Several guys I work with have wives that are at home taking care of related and unrelated kids on a daily basis. It's what the government calls "unlicensed daycare"; it's cheap and it's available. "Licensed" is a euphemism for expensive and unobtainable for those that need it most. Any time the government gets involved, the rules and regulations become a bureaucratic nightmare.

Don't bother bitching about the money they're wasting in Iraq or any of the myriad of domestic pork barrels. That's exactly why I don't want anymore government programs, no matter how well intentioned.
Well, again, who knows if she had a summer job and just couldn't find another in time or if she refused to sleep with the boss, or she DID sleep with the boss and his wife found out, etc., etc.?

I actually am skeptical of much of what "big" government does myself. So many of the rules and regulations are damned hard on the person who is trying to run their own business, never mind the fact that some of those regulations are just stupid and wrong. On the other hand, without some kind of regulation, many big corporations will just run rough shod over the workers.

Case in point: the big uranium mining outfits that operated in western Colorado from the '40's till sometime in the '70's or '80's. In the '40's and '50's there was no EPA, and no one from OSHA wandered out from DC or even Salt Lake or Denver to make sure safe working conditions were being maintained by the big mining conglomerates.
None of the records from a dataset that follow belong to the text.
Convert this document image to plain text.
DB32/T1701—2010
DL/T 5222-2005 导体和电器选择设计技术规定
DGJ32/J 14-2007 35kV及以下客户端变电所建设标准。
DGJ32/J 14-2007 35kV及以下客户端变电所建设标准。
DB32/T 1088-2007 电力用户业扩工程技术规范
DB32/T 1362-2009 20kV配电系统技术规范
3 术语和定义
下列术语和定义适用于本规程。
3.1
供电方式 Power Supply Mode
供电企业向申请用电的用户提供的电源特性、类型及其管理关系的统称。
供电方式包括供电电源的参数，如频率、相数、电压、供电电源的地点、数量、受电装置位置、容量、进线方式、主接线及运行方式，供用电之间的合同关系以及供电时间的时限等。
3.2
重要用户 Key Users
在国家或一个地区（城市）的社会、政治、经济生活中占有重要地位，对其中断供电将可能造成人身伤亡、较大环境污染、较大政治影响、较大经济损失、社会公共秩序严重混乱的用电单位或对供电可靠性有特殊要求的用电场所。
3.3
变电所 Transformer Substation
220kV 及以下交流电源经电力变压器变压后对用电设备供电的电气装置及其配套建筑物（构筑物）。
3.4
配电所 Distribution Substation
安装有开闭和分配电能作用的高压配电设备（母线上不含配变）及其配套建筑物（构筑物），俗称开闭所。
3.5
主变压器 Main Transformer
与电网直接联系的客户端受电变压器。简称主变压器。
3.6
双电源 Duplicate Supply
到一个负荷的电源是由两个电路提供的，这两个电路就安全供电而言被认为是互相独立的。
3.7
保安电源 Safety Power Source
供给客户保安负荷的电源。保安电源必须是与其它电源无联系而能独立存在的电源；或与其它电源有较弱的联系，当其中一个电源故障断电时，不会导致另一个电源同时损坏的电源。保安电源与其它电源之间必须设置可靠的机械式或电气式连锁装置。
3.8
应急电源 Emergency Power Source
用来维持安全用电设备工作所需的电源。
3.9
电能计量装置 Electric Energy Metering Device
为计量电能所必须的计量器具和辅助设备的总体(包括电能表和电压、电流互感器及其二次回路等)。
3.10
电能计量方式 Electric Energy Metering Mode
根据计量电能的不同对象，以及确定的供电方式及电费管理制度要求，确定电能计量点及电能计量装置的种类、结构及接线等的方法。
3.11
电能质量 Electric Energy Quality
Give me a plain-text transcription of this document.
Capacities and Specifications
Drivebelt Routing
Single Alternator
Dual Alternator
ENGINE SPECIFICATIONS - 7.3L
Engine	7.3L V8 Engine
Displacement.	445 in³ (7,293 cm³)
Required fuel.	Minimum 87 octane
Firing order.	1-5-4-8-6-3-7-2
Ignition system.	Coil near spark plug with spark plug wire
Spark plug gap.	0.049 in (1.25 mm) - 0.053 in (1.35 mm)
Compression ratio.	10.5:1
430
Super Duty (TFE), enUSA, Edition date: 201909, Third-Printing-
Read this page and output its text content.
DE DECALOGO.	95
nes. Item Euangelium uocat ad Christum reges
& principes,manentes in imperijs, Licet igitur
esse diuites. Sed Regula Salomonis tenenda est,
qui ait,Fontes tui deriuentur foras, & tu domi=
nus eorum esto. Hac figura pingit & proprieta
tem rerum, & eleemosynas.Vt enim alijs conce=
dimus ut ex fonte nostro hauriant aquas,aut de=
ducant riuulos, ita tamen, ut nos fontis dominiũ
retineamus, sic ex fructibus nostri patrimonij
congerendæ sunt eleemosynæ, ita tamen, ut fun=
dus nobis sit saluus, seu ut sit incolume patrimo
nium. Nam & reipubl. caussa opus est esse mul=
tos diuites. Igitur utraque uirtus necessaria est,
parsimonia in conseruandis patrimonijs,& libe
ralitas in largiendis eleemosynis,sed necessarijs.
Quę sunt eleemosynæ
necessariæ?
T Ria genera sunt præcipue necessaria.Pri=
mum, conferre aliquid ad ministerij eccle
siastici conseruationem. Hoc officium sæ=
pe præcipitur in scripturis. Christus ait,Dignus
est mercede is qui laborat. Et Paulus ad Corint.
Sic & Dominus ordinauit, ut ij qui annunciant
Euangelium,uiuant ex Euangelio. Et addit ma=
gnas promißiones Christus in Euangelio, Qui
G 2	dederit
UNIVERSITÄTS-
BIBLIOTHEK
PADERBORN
The result: The water out there became contaminated. Not just the rivers, but the water table as well. There are parts of the Dolores River that to this very day are completely dead. Its spooky to go look at that river. No fish, no aquatic insects, not even any damn algae along the banks. The area is slowly getting cleaned up (sort of), but at a frightful cost. It would have been much cheaper to put the right environmental controls in place from the start and make sure they were enforced.

Then there are all the former uranium workers who are dying or have already died of uranium induced cancers. The folks out there are simple working stiffs and in the 40's and 50's they didn't understand about something called an LD50 or just how rich in uranium the ore from any given mine was or when they needed to use extra precautions, and the corporations weren't about to enlighten them to these things either. Guess who foots the bill for the whole mess? You and me because the original corporations have morphed and merged and disolved into off shore banks somewhere, so there's no one left to be held accountable.

Now, Bruce, you can say "it's nothing to me" if a man is dying or uranium induced cancer, but, personally, I can't do that. That miner was producing uranium that went for the national defense of this country and love nukes or hate 'em, we're all still Americans and this is our country and our government, so I can't turn my back on that miner.

Its not an easy question and there are no winners on either side except possibly for a few fat cat CEO's of international corporations that thumb their noses at the rules whenever possible.

Last edited by marichiko; 09-26-2004 at 07:20 PM.